In this installment of my series about the readability of website text I take a look at font weight. The weight of a font determines the thickness of the lines in the text. Bold text has a heavier weight than normal text, so it looks thicker and darker.
CSS or cascading style sheets for websites use a font-weight scale from 100 to 900; normal text is 400, while bold is 700. However, applying the same weight to different fonts does not mean they’ll appear equally thin or thick, which is to say there’s no set font weight that’s right in all cases. What matters is whether the particular font is readable.
One of the trends in web design, since 2010 or so, has been to use lighter-weight fonts for body text. Even with larger font sizes to help readability, the lightness of the text can sometimes hurt that readability.
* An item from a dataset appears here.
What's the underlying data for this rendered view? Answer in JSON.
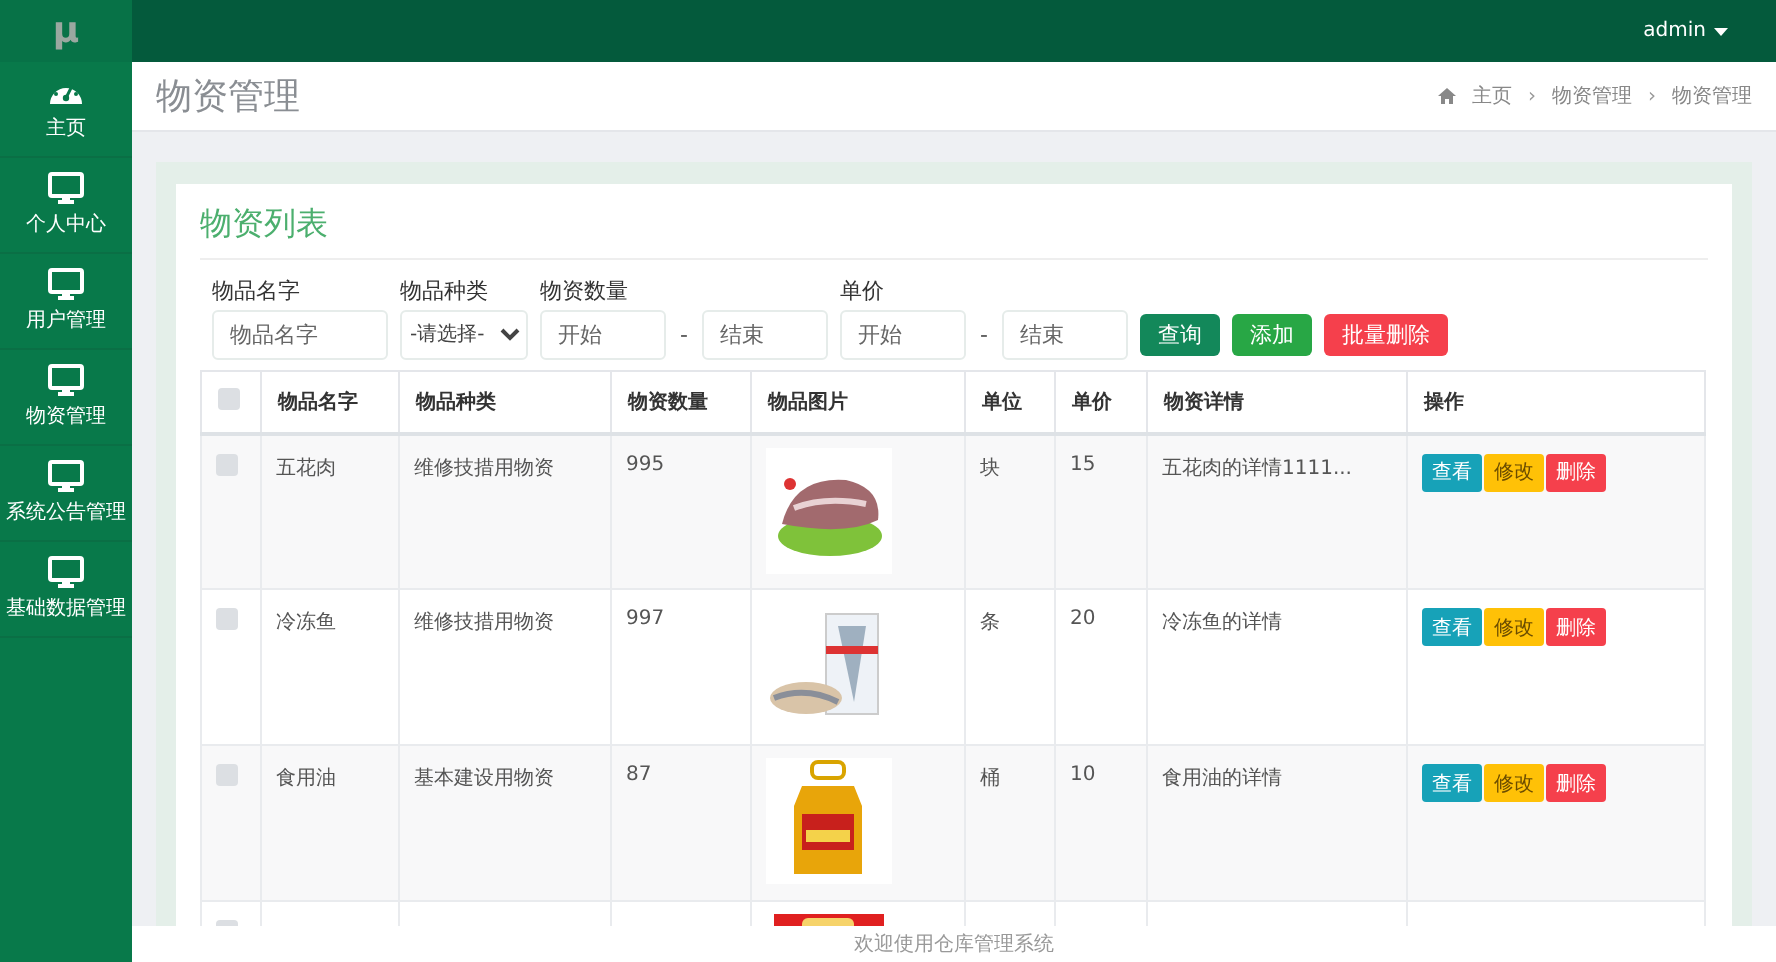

Consider the body text in this example:
While the font size is good, the lightness of the text helps to reduce the contrast with the background, as well as make some parts of the letters look slightly rough or broken.
By increasing the weight from 300 to 400, we make the text easier to read.
Remember too that different screens display text differently and text on the same screen can look different when read at a slight angle or with a higher brightness. You need to pick a weight (along with other factors) that’s going to accomodate those variations.
This is one of many reasons why good web design is not easy.
But it isn’t just light weight text that can be hard to read. If an entire paragraph of body text is in bold, the spacing between letters, and even between words and lines, can feel crowded. (Not to mention that search engines frown on too much bolded body text – bold indicates importance, and if everything’s important, nothing’s important).
If you or others are finding your text hard to read, consider the font weight as a possible cause. Talk to your web designer about that and what the options are, such as increasing the weight but lightening the colour slightly.